The EU countries want to protect the "European Sports Model" which allows football to have exemptions from competition laws, defends grassroots level sport and sporting integrity; the European Court of Justice (ECJ) is also due to hold a public hearing in 2022
Thursday 21 October 2021 08:51, UK
More than half of European Union member states have formally opposed the Super League project at the European Court of Justice.
Of the 27 EU members, 16 filed written submissions against the league to the court in Luxembourg on Monday.
The court has been asked by a judge in Madrid to examine if UEFA and FIFA have a monopoly control of world football.
UEFA said the 16 nations include Spain and Italy - home countries of Real Madrid, Barcelona and Juventus, the teams leading the 12-club Super League company's legal fight. Germany is also expected to oppose the Super League.
The European court is expected to hold a public hearing in the first half of next year but a ruling could take several more months.
EU member states want to protect the "European Sports Model," which gives football its exemptions from competition laws.
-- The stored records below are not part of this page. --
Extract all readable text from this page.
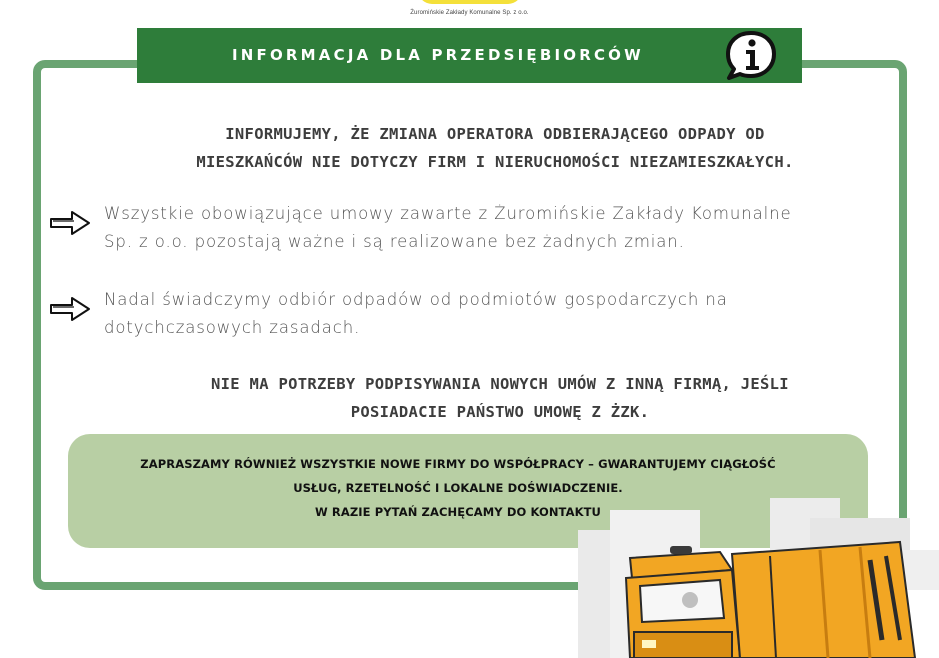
Żuromińskie Zakłady Komunalne Sp. z o.o.
INFORMACJA DLA PRZEDSIĘBIORCÓW
INFORMUJEMY, ŻE ZMIANA OPERATORA ODBIERAJĄCEGO ODPADY OD
MIESZKAŃCÓW NIE DOTYCZY FIRM I NIERUCHOMOŚCI NIEZAMIESZKAŁYCH.
Wszystkie obowiązujące umowy zawarte z Żuromińskie Zakłady Komunalne
Sp. z o.o. pozostają ważne i są realizowane bez żadnych zmian.
Nadal świadczymy odbiór odpadów od podmiotów gospodarczych na
dotychczasowych zasadach.
NIE MA POTRZEBY PODPISYWANIA NOWYCH UMÓW Z INNĄ FIRMĄ, JEŚLI
POSIADACIE PAŃSTWO UMOWĘ Z ŻZK.
ZAPRASZAMY RÓWNIEŻ WSZYSTKIE NOWE FIRMY DO WSPÓŁPRACY – GWARANTUJEMY CIĄGŁOŚĆ
USŁUG, RZETELNOŚĆ I LOKALNE DOŚWIADCZENIE.
W RAZIE PYTAŃ ZACHĘCAMY DO KONTAKTU
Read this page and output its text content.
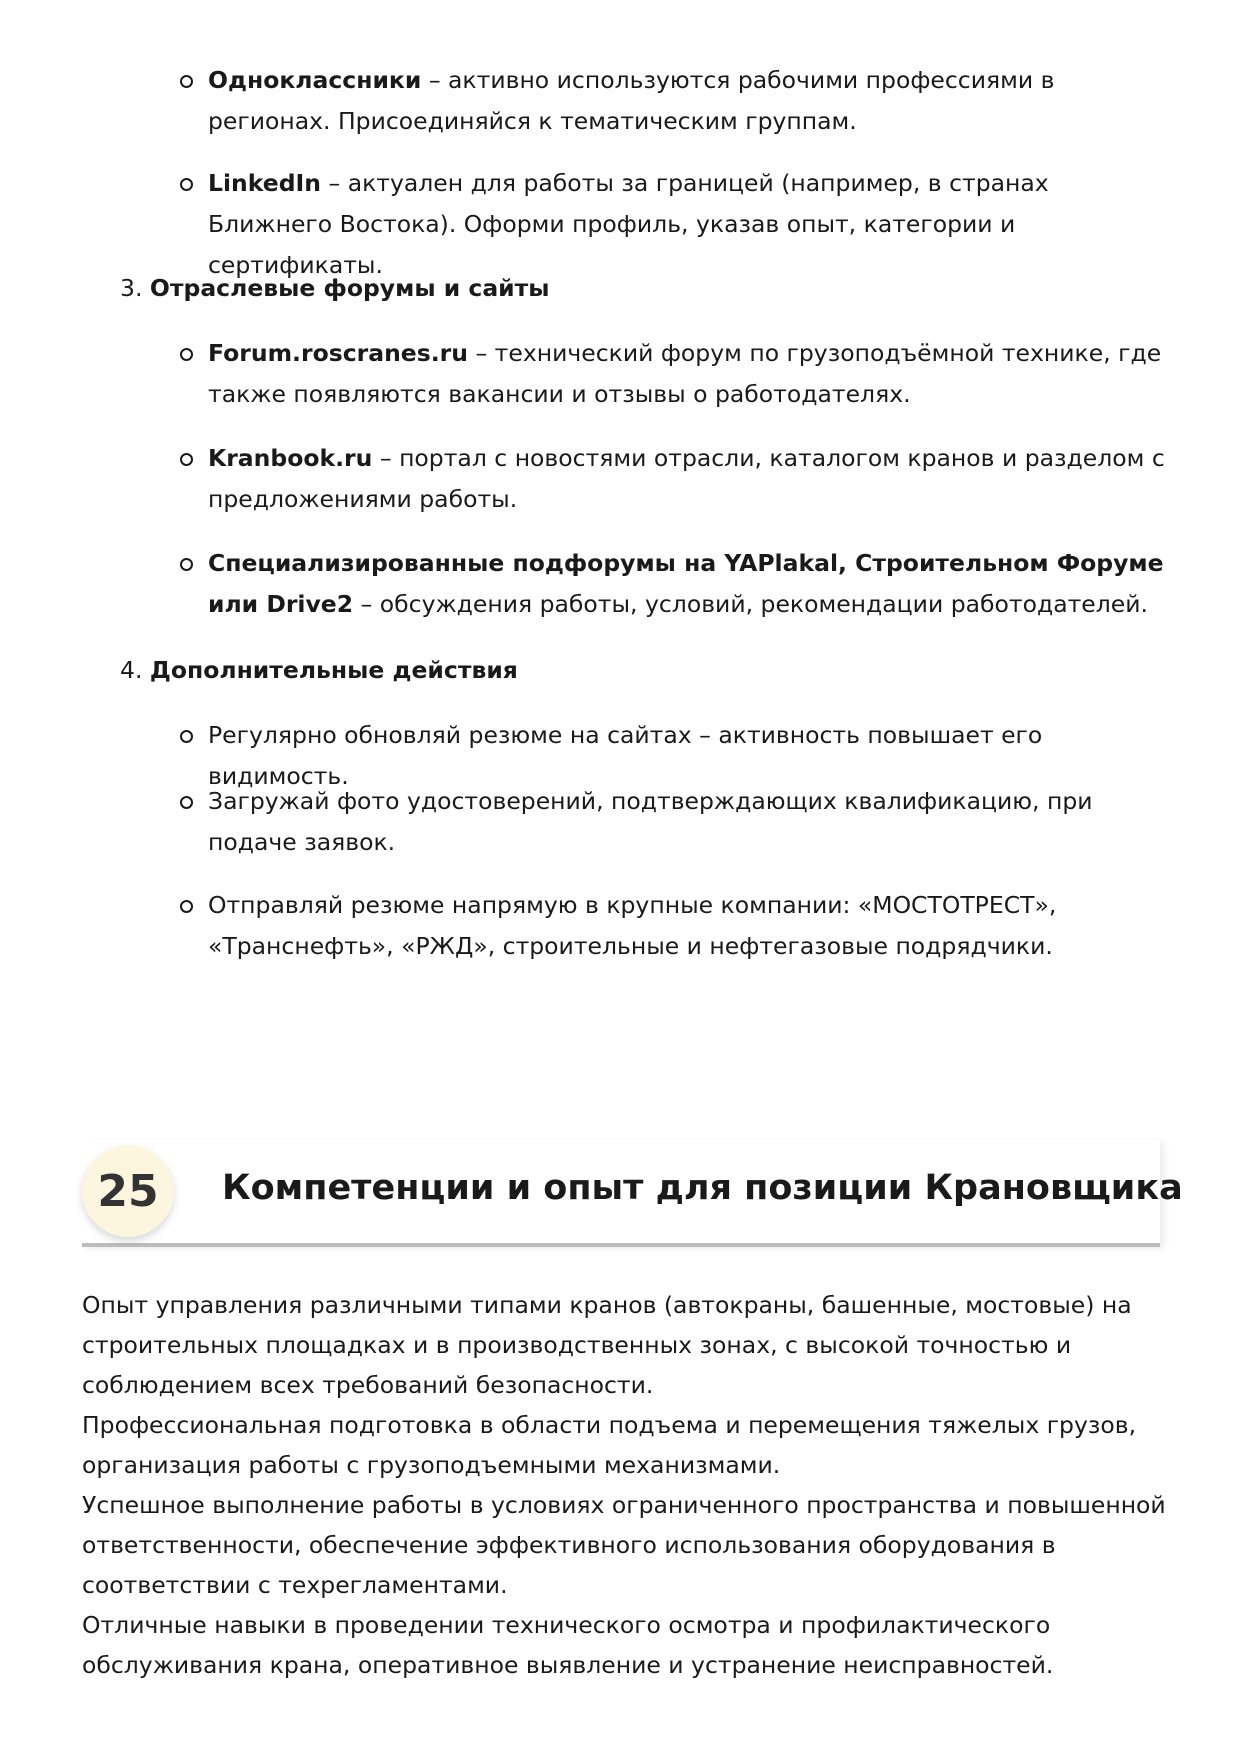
Одноклассники – активно используются рабочими профессиями в регионах. Присоединяйся к тематическим группам.
LinkedIn – актуален для работы за границей (например, в странах Ближнего Востока). Оформи профиль, указав опыт, категории и сертификаты.
3. Отраслевые форумы и сайты
Forum.roscranes.ru – технический форум по грузоподъёмной технике, где также появляются вакансии и отзывы о работодателях.
Kranbook.ru – портал с новостями отрасли, каталогом кранов и разделом с предложениями работы.
Специализированные подфорумы на YAPlakal, Строительном Форуме или Drive2 – обсуждения работы, условий, рекомендации работодателей.
4. Дополнительные действия
Регулярно обновляй резюме на сайтах – активность повышает его видимость.
Загружай фото удостоверений, подтверждающих квалификацию, при подаче заявок.
Отправляй резюме напрямую в крупные компании: «МОСТОТРЕСТ», «Транснефть», «РЖД», строительные и нефтегазовые подрядчики.
25	Компетенции и опыт для позиции Крановщика
Опыт управления различными типами кранов (автокраны, башенные, мостовые) на строительных площадках и в производственных зонах, с высокой точностью и соблюдением всех требований безопасности.
Профессиональная подготовка в области подъема и перемещения тяжелых грузов, организация работы с грузоподъемными механизмами.
Успешное выполнение работы в условиях ограниченного пространства и повышенной ответственности, обеспечение эффективного использования оборудования в соответствии с техрегламентами.
Отличные навыки в проведении технического осмотра и профилактического обслуживания крана, оперативное выявление и устранение неисправностей.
The model defends the role elite and grassroots sports play in European life when they are part of the same pyramid of competitions and funding is open to everyone through promotion and relegation.
The Super League project, which was announced in April but quickly collapsed, was to break away from the Champions League and run its own competition.
Fifteen invited clubs from Europe's five wealthiest football markets would have had protected status while the other five places would have been open to other sides.
The 12 original Super League members filed legal suits at the same time in a Madrid commercial court against football's governing bodies.
The clubs object to the three-fold role of UEFA and FIFA as regulators of football, commercial operators with their own competitions, and gatekeepers with authority to limit rivals.
Although the Super League project ended within 48 hours - after the six English clubs withdrew amid a fierce backlash from fans and politicians - the legal contest continues in their name.
The judge in Madrid asked the European court in Luxembourg to examine the governing bodies' authority over organising competitions and their right to sanction challengers to that authority.
In May, UEFA announced settlement agreements with the nine Super League members who withdrew. That included paying millions of pounds in fines and forfeiting future prize money, plus larger financial penalties for taking part in any similar project.
UEFA annulled those settlements last month, pending the European case, but said disciplinary action could be revived after the judgment.